Asked by elaina28 (110points) June 27th, 2011

Okay, so I’m 17, and recently, I’ve been really confused about some things… I have this friend, Melanie, and she’s 18. We’ve been friends for about a year and a half now. Melanie is bisexual, and I’ve always thought that I was straight, and although she’s always respected that I was straight, she’s always sort of harmlessly, playfully flirted with me, and I’ve flirted back, as it’s always been in a joking sort of tone. However, I have always thought that she was gorgeous. She’s much shorter than me; very petite with short hair and the most adorable smile. She’s always so happy, and she makes me feel better whenever I’m down. Well, in the past, I’ve only had two boyfriends, neither being very serious, and I’ve only been with one guy, sexually. Well, I’ve never had a serious attraction to another girl before, but recently, I realized that I’ve had this growing attraction to Melanie. Whenever she smiles, I melt, and she’s all that I think about… I’ve even fantasized about her when I get myself off. However, since I’ve never felt like this about a girl before, I’ve tried to deny it, and act normally around her.
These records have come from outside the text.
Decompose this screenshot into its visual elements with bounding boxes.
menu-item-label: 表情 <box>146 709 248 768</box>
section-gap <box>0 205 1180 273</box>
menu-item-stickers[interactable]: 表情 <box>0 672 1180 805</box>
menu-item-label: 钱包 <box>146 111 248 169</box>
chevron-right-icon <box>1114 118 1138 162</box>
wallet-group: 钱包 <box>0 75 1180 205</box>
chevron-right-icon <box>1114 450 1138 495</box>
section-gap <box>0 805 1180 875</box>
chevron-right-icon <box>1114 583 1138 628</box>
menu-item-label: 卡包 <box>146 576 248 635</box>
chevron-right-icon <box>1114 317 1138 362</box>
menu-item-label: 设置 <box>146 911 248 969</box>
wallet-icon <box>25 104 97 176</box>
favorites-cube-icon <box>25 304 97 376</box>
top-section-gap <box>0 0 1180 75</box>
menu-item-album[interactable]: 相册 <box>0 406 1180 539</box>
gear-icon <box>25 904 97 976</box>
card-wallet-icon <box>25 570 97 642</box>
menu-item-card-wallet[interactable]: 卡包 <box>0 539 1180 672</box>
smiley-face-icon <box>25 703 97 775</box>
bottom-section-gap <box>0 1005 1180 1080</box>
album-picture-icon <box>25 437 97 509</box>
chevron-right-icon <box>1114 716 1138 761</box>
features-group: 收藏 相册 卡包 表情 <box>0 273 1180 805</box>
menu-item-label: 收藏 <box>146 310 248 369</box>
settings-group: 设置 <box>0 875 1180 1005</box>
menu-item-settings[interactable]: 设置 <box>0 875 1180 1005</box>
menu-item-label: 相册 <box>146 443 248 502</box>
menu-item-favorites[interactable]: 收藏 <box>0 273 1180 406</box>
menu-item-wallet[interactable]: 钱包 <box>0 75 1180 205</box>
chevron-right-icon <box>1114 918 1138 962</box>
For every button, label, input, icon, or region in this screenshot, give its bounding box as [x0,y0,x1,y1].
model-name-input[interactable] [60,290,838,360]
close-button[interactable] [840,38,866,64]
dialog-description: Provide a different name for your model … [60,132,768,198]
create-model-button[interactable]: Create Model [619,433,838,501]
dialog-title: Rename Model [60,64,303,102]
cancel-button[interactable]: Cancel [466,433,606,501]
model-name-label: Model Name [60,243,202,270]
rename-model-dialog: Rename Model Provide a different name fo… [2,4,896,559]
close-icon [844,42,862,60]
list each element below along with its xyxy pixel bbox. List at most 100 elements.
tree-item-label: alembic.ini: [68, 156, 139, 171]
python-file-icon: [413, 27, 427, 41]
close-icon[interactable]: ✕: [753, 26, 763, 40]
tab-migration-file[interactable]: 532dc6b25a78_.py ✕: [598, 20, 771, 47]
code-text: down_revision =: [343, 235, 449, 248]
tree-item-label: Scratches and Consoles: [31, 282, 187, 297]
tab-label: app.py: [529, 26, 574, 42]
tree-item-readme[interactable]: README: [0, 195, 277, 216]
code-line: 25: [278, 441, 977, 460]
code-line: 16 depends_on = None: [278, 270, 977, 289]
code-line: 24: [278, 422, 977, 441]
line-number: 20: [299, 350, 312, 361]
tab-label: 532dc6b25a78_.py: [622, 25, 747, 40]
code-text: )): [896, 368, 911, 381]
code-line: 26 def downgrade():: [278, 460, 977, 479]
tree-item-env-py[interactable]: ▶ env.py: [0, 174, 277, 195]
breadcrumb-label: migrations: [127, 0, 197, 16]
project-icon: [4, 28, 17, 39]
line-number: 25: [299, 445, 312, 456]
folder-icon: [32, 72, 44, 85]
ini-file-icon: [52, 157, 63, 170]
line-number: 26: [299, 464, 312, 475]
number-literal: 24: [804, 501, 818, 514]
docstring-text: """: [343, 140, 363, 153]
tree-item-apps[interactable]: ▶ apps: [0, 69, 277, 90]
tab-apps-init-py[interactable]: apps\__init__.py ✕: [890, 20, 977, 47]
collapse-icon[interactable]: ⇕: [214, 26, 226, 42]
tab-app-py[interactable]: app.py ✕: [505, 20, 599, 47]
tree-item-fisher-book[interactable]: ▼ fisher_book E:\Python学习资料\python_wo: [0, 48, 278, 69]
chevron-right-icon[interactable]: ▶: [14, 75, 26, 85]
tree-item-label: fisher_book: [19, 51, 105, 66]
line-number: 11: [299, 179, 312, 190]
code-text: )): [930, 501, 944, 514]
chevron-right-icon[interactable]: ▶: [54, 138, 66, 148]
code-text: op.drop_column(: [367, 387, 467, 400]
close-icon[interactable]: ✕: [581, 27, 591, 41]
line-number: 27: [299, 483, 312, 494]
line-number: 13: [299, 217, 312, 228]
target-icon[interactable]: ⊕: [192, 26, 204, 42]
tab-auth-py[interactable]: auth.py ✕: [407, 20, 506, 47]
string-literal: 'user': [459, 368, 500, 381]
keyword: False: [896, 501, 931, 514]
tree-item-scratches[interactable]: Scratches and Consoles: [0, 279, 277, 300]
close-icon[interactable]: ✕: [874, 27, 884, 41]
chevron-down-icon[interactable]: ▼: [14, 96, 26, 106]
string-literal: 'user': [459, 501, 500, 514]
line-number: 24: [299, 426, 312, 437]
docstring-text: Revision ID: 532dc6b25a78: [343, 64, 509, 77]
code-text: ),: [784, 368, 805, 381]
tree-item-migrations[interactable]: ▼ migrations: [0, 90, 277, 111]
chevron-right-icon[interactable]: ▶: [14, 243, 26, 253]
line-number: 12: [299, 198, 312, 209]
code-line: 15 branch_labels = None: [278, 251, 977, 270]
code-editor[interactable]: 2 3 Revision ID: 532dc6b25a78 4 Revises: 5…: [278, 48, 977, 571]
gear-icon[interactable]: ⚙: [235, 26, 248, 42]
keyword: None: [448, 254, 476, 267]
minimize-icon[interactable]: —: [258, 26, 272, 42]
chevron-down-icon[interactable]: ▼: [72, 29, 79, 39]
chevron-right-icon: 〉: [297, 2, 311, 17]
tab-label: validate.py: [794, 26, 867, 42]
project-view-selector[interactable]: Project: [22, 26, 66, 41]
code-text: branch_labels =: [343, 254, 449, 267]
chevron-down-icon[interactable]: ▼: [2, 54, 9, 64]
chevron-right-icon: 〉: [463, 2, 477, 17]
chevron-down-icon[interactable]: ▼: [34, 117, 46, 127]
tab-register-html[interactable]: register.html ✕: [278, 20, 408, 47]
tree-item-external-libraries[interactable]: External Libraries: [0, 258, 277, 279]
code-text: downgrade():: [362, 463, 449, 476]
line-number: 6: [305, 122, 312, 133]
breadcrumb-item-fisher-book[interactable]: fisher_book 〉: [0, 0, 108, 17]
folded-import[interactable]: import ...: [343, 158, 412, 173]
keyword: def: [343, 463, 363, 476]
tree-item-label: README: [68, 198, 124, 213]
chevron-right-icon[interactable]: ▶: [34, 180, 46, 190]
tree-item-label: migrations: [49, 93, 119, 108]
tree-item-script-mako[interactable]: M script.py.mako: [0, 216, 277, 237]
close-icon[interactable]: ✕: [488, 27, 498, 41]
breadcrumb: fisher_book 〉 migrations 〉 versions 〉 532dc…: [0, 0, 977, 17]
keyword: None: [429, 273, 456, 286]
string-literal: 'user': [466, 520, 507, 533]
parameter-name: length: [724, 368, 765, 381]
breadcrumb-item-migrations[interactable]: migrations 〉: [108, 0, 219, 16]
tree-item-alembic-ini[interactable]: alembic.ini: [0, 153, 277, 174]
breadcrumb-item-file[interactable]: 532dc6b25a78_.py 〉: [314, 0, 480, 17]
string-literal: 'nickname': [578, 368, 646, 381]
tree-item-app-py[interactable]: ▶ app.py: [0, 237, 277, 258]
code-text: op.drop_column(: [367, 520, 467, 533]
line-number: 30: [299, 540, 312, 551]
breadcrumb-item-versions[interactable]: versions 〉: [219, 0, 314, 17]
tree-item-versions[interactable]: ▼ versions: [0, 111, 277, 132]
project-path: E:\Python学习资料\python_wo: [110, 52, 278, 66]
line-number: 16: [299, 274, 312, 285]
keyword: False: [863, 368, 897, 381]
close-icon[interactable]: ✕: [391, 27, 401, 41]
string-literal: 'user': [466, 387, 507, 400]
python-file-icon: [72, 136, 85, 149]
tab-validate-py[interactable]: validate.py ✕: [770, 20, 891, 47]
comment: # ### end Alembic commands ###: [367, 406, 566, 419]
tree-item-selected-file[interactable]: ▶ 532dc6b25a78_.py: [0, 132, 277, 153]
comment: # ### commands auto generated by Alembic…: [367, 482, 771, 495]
The other night, I was at Melanie’s house, and her parents and her brother were out, so we were alone. We were in her room, changing into our bathing suits to go swimming. Once she had just finished changing, I took a deep breath and told her that I wanted to talk to her about something. She was really interested in what I had to say, and I told that I think I’m bi, and I asked her how she realized that she was bi. She told me that it was when she developed really strong feelings for this one girl, and asked me if I had feelings for any girl in particular. I told her yes, and she spent about 5 minutes trying to get me to tell her who before I admitted that it was her. She looked surprised, and then smiled at me, and pulled me towards her and kissed me. It was by far the best kiss I’ve ever gotten. She pulled me onto her, and we made out for a good twenty minutes before she started pulling my bikini top off. I was extremely nervous, since I’ve never been with a girl before, but she was really sweet and made me feel comfortable with everything. I followed her lead, and she started kissing my neck and ended up fingering me and going down on me. Afterwards, she asked me, “So you still think you’re bi?” and I told her, “Definitely.” So she smiled, and asked me “So then, if you’re definitely still bi, and you’re definitely attracted to me, would you want to go out with me?” I told her yes, but there’s a few problems.

Melanie and I have a similar group of friends. Most of my good friends have also become friends of hers, so we all spend a lot of time together as a group. Our group of friends has known that Melanie was bisexual since they met her. She has no problem telling people straight off the bat that she’s bi, and our friends are okay with it. However, most of these friends have known me much longer than Melanie; most of my life, and they’ve known me only as straight. I feel as though coming out to them would be difficult, as I’m afraid they would act differently around me; mostly my female friends, who are fine with LGBT people, but don’t exactly know how to act around them. I know that Melanie is really excited about us becoming an item; She told me that she’s “happier than she’s been in a really long time” because of our new relationship, and I feel the same. She told me that she would really like for our friends to know that we’re an item, because she’s so happy about it, and she “wants to be able to hold my hand or give me a kiss without hiding it from them.” She told me that she would never say anything or push me to come out to them if I’m not ready, though.
However, I don’t want Melanie to feel like I’m ashamed of my feelings for her and/or my relationship with her, because I know she’s excited about it. I do want our friends to know, but I’m not sure how to go about doing it. Should I put this off longer? I don’t want Melanie to feel hurt, or think that I want to hide the fact that we’re going out. How should I deal with this? What should I tell her and/or our friends?